Six states — Nebraska, Idaho, Indiana, Kansas, Oklahoma, and Alabama — have similar "fetal pain" restrictions; a seventh, North Carolina, restricts abortion at 20 weeks.
Although not as emotional, a similarly controversial debate has been had about proposed cuts to unemployment benefits.
House Bill 347 was proposed because Georgia needs to repay more than $700 million it borrowed from the federal government to pay unemployment benefits during the Great Recession. Supporters of the bill say they are trying to do that without putting too much pressure on businesses still trying to recover.
Opponents of the legislation said the state created the problem by giving unemployment insurance cuts to businesses. Now, they said, the state is trying to make up for its mistake by taking money from the unemployed. However, the bill's sponsor, Sen. Fran Millar, said he tried to balance cuts to benefits with the need for businesses to share at least some of the burden.
HB 347, as a compromise, would not delay distributing the first unemployment check by a week as was originally proposed. However, unemployment payments would drop from 26 weeks to a sliding scale of 14 to 20 weeks. It also would increase the amount taxed for unemployment insurance.

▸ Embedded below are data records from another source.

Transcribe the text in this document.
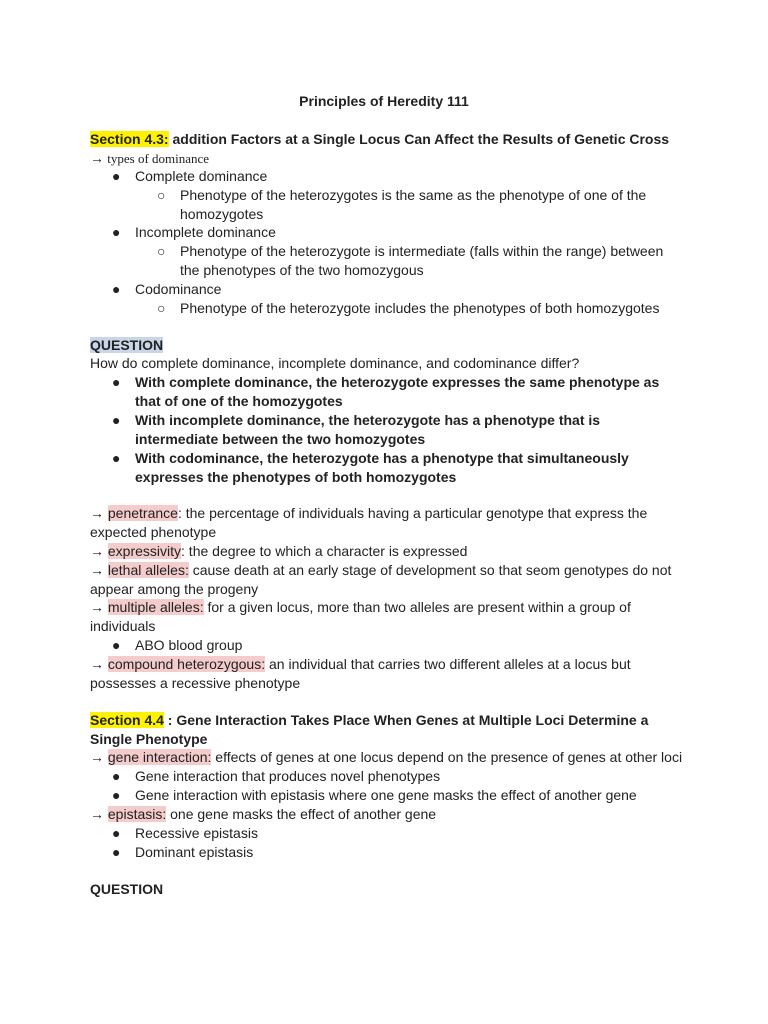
Principles of Heredity 111
Section 4.3: addition Factors at a Single Locus Can Affect the Results of Genetic Cross
→ types of dominance
● Complete dominance
○ Phenotype of the heterozygotes is the same as the phenotype of one of the
homozygotes
● Incomplete dominance
○ Phenotype of the heterozygote is intermediate (falls within the range) between
the phenotypes of the two homozygous
● Codominance
○ Phenotype of the heterozygote includes the phenotypes of both homozygotes
QUESTION
How do complete dominance, incomplete dominance, and codominance differ?
● With complete dominance, the heterozygote expresses the same phenotype as
that of one of the homozygotes
● With incomplete dominance, the heterozygote has a phenotype that is
intermediate between the two homozygotes
● With codominance, the heterozygote has a phenotype that simultaneously
expresses the phenotypes of both homozygotes
→ penetrance: the percentage of individuals having a particular genotype that express the
expected phenotype
→ expressivity: the degree to which a character is expressed
→ lethal alleles: cause death at an early stage of development so that seom genotypes do not
appear among the progeny
→ multiple alleles: for a given locus, more than two alleles are present within a group of
individuals
● ABO blood group
→ compound heterozygous: an individual that carries two different alleles at a locus but
possesses a recessive phenotype
Section 4.4 : Gene Interaction Takes Place When Genes at Multiple Loci Determine a
Single Phenotype
→ gene interaction: effects of genes at one locus depend on the presence of genes at other loci
● Gene interaction that produces novel phenotypes
● Gene interaction with epistasis where one gene masks the effect of another gene
→ epistasis: one gene masks the effect of another gene
● Recessive epistasis
● Dominant epistasis
QUESTION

Georgia's unemployment rate stands at about 9.1 percent, above the 8.3 percent U.S. jobless rate. The funding for unemployment insurance benefits comes from taxes paid by employers. Those already receiving benefits would be grandfathered in, but anyone making new claims would be affected.
In other action, House and Senate conferees tried to sneak into a licensing privacy bill a provision allowing the Government Transparency and Campaign Finance Commission to seal the records of some cases against politicians. House Bill 875 also mandates that the commission wait at least 30 days before making public when politicians are late or fail to file campaign reports. The Senate passed the bill but it failed in the House on a 24-143 vote.
Across the Gold Dome, there were a couple of minor anti-union slapdowns, though unions carry little clout in Georgia. One section of House bill 492 forbids governments from requiring contracts for public projects to require union stipulations or agreements, even though Rep. Bill Hembree, R-Winston, the bill’s sponsor could not produce a single case of that ever happening.
Senate Bill 469, which began as a bill to prevent union-connected picketing in front of the homes of executives involved in union disputes, had the picketing provisions stripped out of it the last night over fears of writing unconstitutional laws. Legislators left in provisions that would put more burdens on most unions by requiring them to get approval each year before a union can begin subtracting dues from paychecks. A vote had not been taken by deadline.
Staff writers Aaron Gould Sheinin, Laura Diamond, Jeremy Redmon and James Salzer contributed to this article.